Equivalence relations and infinite-time computable reductions

Effective Mathematics of the Uncountable, New York, August 2008

Abstract: Many classification problems can be thought of as an equivalence relations on $2^{\omega }$. For instance, any countable linear ordering on $\omega$ can be coded as an element of $2^{\omega }$, and the classification problem for countable linear orders can be identified with the isomorphism equivalence relation on these codes. If $E,F$ are equivalence relations on $2^{\omega }$, then a reduction from $E$ to $F$ is a function $f:2^{\omega }\to 2^{\omega }$ such that $xE{x}^{\prime }⟺f(x)Ff(x^{\prime })$.

If the reduction function is reasonably explicit, then we say that the classification problem up to $E$ is no more complicated than that up to $F$.
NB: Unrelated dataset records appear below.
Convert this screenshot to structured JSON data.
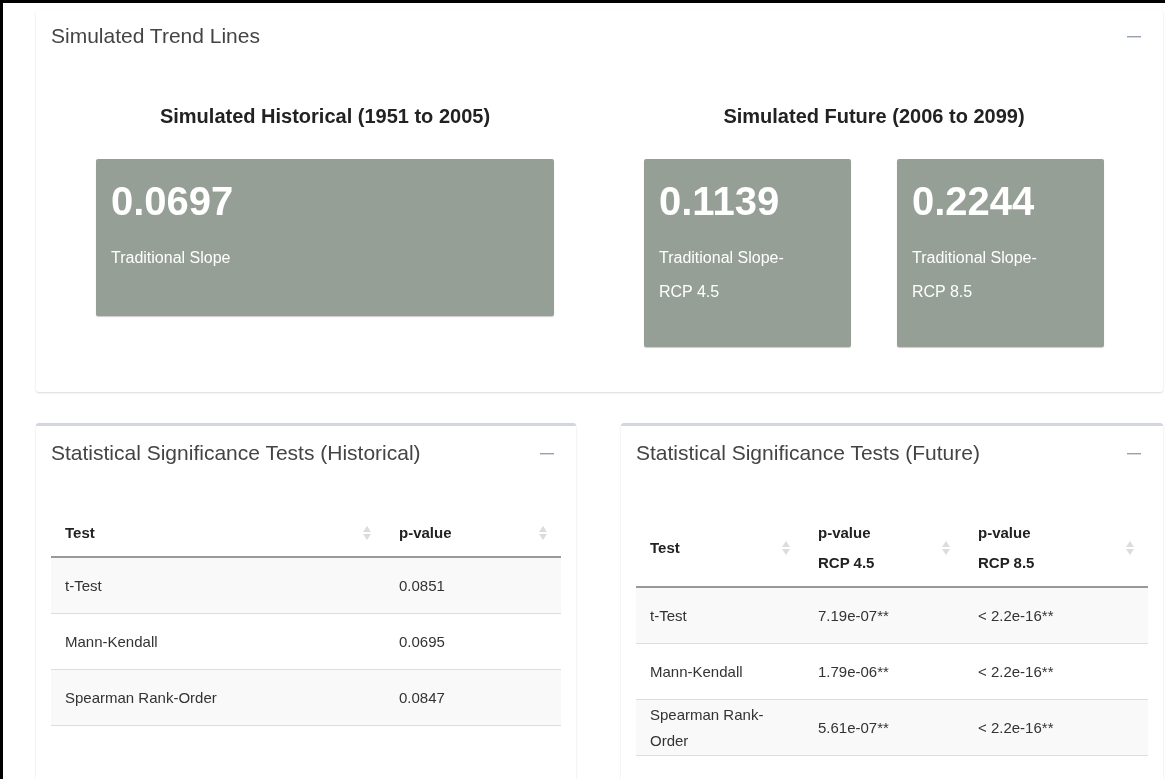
{
  "trend_panel": {
    "title": "Simulated Trend Lines",
    "groups": [
      {
        "title": "Simulated Historical (1951 to 2005)",
        "boxes": [
          {
            "value": "0.0697",
            "label": "Traditional Slope"
          }
        ]
      },
      {
        "title": "Simulated Future (2006 to 2099)",
        "boxes": [
          {
            "value": "0.1139",
            "label": "Traditional Slope-RCP 4.5"
          },
          {
            "value": "0.2244",
            "label": "Traditional Slope-RCP 8.5"
          }
        ]
      }
    ]
  },
  "test_panels": [
    {
      "title": "Statistical Significance Tests (Historical)",
      "columns": [
        "Test",
        "p-value"
      ],
      "rows": [
        [
          "t-Test",
          "0.0851"
        ],
        [
          "Mann-Kendall",
          "0.0695"
        ],
        [
          "Spearman Rank-Order",
          "0.0847"
        ]
      ]
    },
    {
      "title": "Statistical Significance Tests (Future)",
      "columns": [
        "Test",
        "p-value RCP 4.5",
        "p-value RCP 8.5"
      ],
      "rows": [
        [
          "t-Test",
          "7.19e-07**",
          "< 2.2e-16**"
        ],
        [
          "Mann-Kendall",
          "1.79e-06**",
          "< 2.2e-16**"
        ],
        [
          "Spearman Rank-Order",
          "5.61e-07**",
          "< 2.2e-16**"
        ]
      ]
    }
  ]
}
In the study of Borel equivalence relations one defines that $E{\le }_{B}F$ iff there exists a Borel reduction from $E$ to $F$. In this talk, we instead consider infinite-time Turing computable reductions. Such reductions are more powerful than Borel reductions; indeed any Borel function is infinite-time computable from a real parameter. It is then possible to use infinite-time computable reductions to analyze very natural equivalence relations which are beyond Borel in complexity.